The attitude of the test model in the test section coordinate system is as follows:

$\left\{\begin{array}{c}{R}_m^n=R^n(I+S_1){(I-S_1)}^{-1}\\ T_m^n=R^n\left[\begin{array}{c}{t}_{11}\\ t_{12}\\ t_{13}\end{array}\right]+T^n\end{array}\right.,$ wherein $S_1=\left[\begin{array}{ccc}0& -c_1& b_1\\ c_1& 0& -a_1\\ {-b}_1& a_1& 0\end{array}\right]$ 。

Claims (3)

1. A multi-constraint wind tunnel test model deformation video measurement vibration correction method is characterized by comprising the following steps: the method comprises the following steps:

step one, arranging a video observation camera:

the method comprises the following steps that two observation cameras are used for carrying out intersection imaging on measurement components of a test model, the two cameras synchronously trigger acquisition during testing, and the two cameras can simultaneously observe all characteristic mark points which are pre-arranged on a wind tunnel test section wallboard and on the test model;

establishing an image point projection observation equation;

step three, establishing rigid body and polar line constraint equations;

step four, constructing an iterative equation;

step five, iteratively solving the optimal solution of the equation set;

and step six, reconstructing the current camera posture and the model posture.
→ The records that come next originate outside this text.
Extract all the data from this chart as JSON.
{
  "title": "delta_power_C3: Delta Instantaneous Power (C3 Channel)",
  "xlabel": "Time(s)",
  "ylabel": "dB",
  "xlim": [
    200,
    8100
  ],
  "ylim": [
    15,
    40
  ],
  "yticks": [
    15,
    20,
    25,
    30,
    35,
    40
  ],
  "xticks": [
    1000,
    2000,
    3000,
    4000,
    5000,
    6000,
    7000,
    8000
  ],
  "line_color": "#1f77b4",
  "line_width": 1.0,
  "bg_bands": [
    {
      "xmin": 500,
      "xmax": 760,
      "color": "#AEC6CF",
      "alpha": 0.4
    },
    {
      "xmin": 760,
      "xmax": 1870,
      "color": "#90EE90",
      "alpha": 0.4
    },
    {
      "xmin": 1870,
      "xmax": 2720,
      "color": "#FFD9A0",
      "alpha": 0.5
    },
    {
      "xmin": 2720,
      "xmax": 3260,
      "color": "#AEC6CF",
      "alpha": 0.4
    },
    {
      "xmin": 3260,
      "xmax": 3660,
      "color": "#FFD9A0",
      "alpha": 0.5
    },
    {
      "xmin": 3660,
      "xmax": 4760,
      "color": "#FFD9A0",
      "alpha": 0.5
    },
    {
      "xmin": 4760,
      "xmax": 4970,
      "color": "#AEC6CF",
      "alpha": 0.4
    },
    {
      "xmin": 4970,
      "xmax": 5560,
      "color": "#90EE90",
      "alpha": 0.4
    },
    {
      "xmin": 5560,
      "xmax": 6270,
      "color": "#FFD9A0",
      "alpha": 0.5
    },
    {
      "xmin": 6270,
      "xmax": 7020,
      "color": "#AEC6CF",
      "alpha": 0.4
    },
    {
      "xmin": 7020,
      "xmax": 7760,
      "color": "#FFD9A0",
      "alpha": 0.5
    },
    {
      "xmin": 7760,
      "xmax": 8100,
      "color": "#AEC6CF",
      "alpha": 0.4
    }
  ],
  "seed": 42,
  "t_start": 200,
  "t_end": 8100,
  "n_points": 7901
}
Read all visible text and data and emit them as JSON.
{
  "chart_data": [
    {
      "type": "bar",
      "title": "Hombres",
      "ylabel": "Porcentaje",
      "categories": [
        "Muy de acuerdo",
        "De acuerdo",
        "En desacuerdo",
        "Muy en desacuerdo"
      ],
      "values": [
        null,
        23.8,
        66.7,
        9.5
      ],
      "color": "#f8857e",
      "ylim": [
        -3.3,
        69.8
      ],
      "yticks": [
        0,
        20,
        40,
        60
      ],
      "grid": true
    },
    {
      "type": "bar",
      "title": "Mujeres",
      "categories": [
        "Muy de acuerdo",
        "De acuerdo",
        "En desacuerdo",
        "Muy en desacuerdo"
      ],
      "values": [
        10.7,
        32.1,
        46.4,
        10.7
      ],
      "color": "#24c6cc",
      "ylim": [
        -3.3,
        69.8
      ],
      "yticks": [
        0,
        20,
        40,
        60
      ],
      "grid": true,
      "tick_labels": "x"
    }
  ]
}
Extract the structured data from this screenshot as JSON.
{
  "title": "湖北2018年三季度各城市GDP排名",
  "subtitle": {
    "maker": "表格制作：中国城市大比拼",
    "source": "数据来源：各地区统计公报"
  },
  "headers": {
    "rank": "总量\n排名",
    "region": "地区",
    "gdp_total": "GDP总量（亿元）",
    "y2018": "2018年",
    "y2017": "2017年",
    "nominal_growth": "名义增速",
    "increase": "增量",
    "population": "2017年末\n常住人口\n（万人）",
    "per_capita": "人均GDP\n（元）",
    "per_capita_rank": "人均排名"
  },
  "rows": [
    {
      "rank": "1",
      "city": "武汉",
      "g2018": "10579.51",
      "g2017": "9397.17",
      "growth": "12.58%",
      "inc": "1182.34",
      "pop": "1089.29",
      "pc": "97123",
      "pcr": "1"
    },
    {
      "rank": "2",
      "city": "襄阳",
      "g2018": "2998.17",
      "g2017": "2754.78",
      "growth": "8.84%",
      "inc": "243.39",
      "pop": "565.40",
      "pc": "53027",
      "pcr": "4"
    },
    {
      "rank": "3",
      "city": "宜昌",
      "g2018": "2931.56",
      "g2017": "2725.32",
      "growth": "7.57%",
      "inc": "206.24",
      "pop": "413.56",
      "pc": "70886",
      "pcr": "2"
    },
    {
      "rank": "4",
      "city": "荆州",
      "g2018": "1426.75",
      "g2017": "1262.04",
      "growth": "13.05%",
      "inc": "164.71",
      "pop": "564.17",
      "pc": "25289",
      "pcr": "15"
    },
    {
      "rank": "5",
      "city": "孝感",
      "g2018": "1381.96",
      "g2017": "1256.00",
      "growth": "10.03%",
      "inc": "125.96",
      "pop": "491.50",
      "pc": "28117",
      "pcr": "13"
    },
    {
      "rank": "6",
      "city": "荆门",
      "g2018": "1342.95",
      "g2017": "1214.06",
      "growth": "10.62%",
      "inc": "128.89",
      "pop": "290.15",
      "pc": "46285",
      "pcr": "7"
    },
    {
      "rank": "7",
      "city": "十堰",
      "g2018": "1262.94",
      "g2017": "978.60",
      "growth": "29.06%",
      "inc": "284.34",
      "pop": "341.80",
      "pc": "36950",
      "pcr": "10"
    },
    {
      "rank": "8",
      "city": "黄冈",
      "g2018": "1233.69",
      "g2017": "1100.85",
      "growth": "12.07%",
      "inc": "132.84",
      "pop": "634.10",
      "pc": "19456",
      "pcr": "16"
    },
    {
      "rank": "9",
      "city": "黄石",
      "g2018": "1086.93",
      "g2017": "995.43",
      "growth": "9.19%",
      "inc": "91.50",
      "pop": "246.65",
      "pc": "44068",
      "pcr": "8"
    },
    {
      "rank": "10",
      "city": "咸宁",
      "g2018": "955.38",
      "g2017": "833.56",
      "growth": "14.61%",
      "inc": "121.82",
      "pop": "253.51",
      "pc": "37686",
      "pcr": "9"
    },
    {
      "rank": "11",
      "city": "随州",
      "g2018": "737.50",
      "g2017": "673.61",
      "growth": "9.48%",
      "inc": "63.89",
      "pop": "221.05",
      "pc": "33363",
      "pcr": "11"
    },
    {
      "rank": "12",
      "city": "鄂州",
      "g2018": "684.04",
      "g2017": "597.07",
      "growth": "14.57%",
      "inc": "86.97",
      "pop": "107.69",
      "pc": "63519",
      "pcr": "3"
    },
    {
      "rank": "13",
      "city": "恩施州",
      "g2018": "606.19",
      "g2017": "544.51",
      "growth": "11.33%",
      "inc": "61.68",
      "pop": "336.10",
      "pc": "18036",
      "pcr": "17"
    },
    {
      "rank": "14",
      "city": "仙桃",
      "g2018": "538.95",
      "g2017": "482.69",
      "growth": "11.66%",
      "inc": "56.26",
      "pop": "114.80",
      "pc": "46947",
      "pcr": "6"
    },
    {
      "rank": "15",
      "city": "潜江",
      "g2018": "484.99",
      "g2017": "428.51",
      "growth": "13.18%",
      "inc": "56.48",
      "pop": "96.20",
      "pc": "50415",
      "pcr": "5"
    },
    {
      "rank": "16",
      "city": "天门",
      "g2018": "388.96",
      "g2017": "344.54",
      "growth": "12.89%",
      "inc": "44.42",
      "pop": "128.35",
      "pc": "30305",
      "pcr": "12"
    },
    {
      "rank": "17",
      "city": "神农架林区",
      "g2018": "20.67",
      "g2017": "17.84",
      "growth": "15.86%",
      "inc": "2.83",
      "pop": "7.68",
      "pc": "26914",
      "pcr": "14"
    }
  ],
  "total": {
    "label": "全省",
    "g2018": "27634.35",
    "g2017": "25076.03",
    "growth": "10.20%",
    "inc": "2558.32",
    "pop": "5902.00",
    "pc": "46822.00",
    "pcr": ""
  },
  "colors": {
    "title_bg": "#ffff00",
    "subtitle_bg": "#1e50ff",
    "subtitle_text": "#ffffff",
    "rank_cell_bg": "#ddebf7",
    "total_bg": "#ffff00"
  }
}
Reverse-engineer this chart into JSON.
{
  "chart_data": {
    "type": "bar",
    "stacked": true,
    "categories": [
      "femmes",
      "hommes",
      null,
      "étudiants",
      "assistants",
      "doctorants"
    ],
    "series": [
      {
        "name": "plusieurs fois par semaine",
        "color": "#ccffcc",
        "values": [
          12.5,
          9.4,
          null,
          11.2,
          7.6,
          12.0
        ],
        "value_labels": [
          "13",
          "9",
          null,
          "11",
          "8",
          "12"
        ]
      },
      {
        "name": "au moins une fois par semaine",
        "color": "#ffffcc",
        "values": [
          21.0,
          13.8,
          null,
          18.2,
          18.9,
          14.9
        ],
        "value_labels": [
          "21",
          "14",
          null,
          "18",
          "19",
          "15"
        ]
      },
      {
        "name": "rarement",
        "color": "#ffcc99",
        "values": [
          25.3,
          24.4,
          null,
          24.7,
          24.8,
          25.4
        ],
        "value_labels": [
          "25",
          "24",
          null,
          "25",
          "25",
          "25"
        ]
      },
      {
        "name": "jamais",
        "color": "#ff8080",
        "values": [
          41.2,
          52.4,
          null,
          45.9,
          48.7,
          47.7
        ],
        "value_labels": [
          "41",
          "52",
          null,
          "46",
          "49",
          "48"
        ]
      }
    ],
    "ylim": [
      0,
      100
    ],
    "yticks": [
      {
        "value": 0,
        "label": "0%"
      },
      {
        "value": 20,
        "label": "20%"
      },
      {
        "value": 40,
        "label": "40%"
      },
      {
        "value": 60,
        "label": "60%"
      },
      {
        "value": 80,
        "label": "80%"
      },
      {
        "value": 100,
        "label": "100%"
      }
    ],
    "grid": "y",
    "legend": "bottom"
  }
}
2. The multi-constraint wind tunnel test model deformation video measurement vibration correction method according to claim 1, characterized in that: the arrangement method of the characteristic mark points comprises the following steps: using circular characteristic mark points, arranging more than 3 characteristic mark points on a machine body of the test model, wherein the position distribution of the mark points can not be all on the same straight line; more than 2 characteristic mark points are arranged on each measuring section of the wing of the test model in a straight line; more than 3 characteristic mark points are arranged at the bottom of the wallboard of the test section, and the distribution positions of the mark points cannot be all on the same straight line.

3. The multi-constraint wind tunnel test model deformation video measurement vibration correction method according to claim 1, characterized in that: and step three, the constraint equations comprise a test model fuselage rigid constraint equation, a test section wallboard rigid constraint equation and a test model wing polar line constraint equation.